В среду все, кому по жизни не хватало юридических услуг, брали адвокатскую контору приступом. Людей не смущало, что услуги платные. У гражданки Тереховой по ходу испытаний прорвало трубу. Затопило соседей, которые выставляют ей теперь гигантский иск. ЖЭУ уходит от ответственности, у них одна отговорка – такое уж время года, готовимся к зиме. Жилконтора не кривила душой, в этой стране существуют только два времени года: зима и подготовка к зиме. Гражданка Кудрявцева жаловалась на дядю, который скоропалительно скончался (именно так и выразилась – не скоропостижно, а скоропалительно), и теперь вокруг его квартиры на четвертом этаже сталинского дома бродят черные риелторы и пристают к престарелой супруге новопреставленного, суля ей золотые горы и всячески угрожая. Даме объяснили, что лучше сходить в полицию, не будет проку – в прокуратуру, а если и там отфутболят – вернуться в адвокатскую контору, и мы что-нибудь придумаем… Кого-то избили милиционеры, кого-то надула страховая компания, некий гражданин из солнечного Узбекистана требовал адвоката, поскольку полиция грозит ему уголовным делом, а он невинен, как овечка с высокогорного пастбища. Объяснять гражданину, что агентство занимается гражданскими делами, пришлось долго. Гражданин не понимал элементарных вещей.

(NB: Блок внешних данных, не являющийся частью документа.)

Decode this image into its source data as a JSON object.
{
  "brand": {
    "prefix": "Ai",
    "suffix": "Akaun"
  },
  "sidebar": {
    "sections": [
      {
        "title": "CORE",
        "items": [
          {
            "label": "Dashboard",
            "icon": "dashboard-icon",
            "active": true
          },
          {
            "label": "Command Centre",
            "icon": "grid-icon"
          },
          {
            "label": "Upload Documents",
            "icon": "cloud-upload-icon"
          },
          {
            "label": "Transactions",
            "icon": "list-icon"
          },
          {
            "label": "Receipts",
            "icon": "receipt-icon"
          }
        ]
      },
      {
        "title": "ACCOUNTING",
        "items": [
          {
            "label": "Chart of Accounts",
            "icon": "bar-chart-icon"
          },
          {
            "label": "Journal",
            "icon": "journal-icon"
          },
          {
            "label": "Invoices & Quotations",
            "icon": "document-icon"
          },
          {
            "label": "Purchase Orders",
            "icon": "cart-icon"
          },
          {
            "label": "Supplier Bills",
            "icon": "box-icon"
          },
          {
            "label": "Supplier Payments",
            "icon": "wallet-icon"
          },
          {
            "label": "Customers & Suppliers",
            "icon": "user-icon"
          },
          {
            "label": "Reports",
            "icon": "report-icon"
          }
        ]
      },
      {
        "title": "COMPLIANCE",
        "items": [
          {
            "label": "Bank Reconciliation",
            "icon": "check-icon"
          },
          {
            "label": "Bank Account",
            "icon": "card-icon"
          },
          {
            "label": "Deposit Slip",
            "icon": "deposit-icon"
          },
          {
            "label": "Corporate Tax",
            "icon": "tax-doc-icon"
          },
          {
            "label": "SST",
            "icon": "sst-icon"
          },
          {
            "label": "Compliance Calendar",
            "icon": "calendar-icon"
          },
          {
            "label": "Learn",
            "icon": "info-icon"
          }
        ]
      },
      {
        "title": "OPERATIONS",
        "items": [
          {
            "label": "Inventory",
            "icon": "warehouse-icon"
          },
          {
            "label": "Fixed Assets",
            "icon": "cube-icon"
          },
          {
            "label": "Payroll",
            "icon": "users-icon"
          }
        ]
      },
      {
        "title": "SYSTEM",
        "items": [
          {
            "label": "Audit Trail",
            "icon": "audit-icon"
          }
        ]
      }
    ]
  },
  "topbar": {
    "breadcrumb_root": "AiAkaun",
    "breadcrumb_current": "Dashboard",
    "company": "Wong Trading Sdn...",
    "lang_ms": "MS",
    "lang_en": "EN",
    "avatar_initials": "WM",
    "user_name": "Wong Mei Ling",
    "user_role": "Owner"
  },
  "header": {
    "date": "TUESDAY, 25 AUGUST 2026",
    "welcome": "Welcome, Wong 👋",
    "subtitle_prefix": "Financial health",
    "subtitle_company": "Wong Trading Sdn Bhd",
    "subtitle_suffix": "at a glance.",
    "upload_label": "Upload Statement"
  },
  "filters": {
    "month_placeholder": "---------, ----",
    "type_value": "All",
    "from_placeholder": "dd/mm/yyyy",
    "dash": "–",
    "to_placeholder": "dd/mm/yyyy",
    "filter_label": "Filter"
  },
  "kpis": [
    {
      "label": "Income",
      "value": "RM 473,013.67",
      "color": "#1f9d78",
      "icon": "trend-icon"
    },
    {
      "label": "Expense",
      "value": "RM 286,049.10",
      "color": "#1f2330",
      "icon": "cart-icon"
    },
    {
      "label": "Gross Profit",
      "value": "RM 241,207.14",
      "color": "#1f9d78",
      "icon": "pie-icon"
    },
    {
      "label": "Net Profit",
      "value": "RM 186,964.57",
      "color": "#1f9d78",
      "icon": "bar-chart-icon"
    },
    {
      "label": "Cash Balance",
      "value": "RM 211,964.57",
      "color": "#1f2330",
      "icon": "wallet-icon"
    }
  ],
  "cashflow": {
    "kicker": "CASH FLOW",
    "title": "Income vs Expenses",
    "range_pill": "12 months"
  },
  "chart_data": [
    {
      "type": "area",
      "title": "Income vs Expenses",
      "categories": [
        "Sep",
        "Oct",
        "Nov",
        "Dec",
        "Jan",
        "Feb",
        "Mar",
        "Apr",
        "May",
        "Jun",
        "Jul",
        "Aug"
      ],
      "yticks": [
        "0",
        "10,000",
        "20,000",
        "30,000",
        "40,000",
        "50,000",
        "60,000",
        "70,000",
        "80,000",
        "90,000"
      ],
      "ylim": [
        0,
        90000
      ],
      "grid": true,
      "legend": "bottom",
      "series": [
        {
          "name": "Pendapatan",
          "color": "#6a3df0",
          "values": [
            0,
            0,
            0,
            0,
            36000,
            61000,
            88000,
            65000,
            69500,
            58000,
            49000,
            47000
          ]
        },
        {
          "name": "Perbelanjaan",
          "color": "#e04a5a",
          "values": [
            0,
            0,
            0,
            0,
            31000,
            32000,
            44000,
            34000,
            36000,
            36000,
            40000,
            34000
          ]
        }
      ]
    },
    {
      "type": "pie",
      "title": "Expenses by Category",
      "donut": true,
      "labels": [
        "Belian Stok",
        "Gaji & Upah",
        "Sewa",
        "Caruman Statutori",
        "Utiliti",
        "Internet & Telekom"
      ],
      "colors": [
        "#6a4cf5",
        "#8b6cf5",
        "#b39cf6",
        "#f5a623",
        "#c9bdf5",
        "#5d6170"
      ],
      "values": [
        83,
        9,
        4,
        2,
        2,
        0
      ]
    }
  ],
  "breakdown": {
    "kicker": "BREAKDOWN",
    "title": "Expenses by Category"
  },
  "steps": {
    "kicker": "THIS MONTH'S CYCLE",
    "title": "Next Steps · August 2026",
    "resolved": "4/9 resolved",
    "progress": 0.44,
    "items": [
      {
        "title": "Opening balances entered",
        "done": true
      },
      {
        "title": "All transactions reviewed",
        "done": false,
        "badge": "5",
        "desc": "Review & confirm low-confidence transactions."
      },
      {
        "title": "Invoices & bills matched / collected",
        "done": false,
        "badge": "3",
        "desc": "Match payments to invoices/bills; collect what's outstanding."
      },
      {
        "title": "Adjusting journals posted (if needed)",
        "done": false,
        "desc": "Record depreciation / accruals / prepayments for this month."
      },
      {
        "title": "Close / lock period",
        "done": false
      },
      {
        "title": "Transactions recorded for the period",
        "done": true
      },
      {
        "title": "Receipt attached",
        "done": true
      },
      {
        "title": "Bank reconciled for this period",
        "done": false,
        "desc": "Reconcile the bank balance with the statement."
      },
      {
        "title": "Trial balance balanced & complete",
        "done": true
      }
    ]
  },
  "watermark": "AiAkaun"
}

Высунулся из своего мирка Богоявленский, испуганно посмотрел на бедлам в приемной, поспешно заперся.

– Хороший руководитель, – процедил сквозь зубы Рудик, – это тот, кто не мешает работать хорошим людям.

– Спятил народ, – шепнула Лариса, пробегая мимо. – Столько работы, что заявление об уходе написать некогда.

Он уединился на пару минут под лестницей, судорожно курил.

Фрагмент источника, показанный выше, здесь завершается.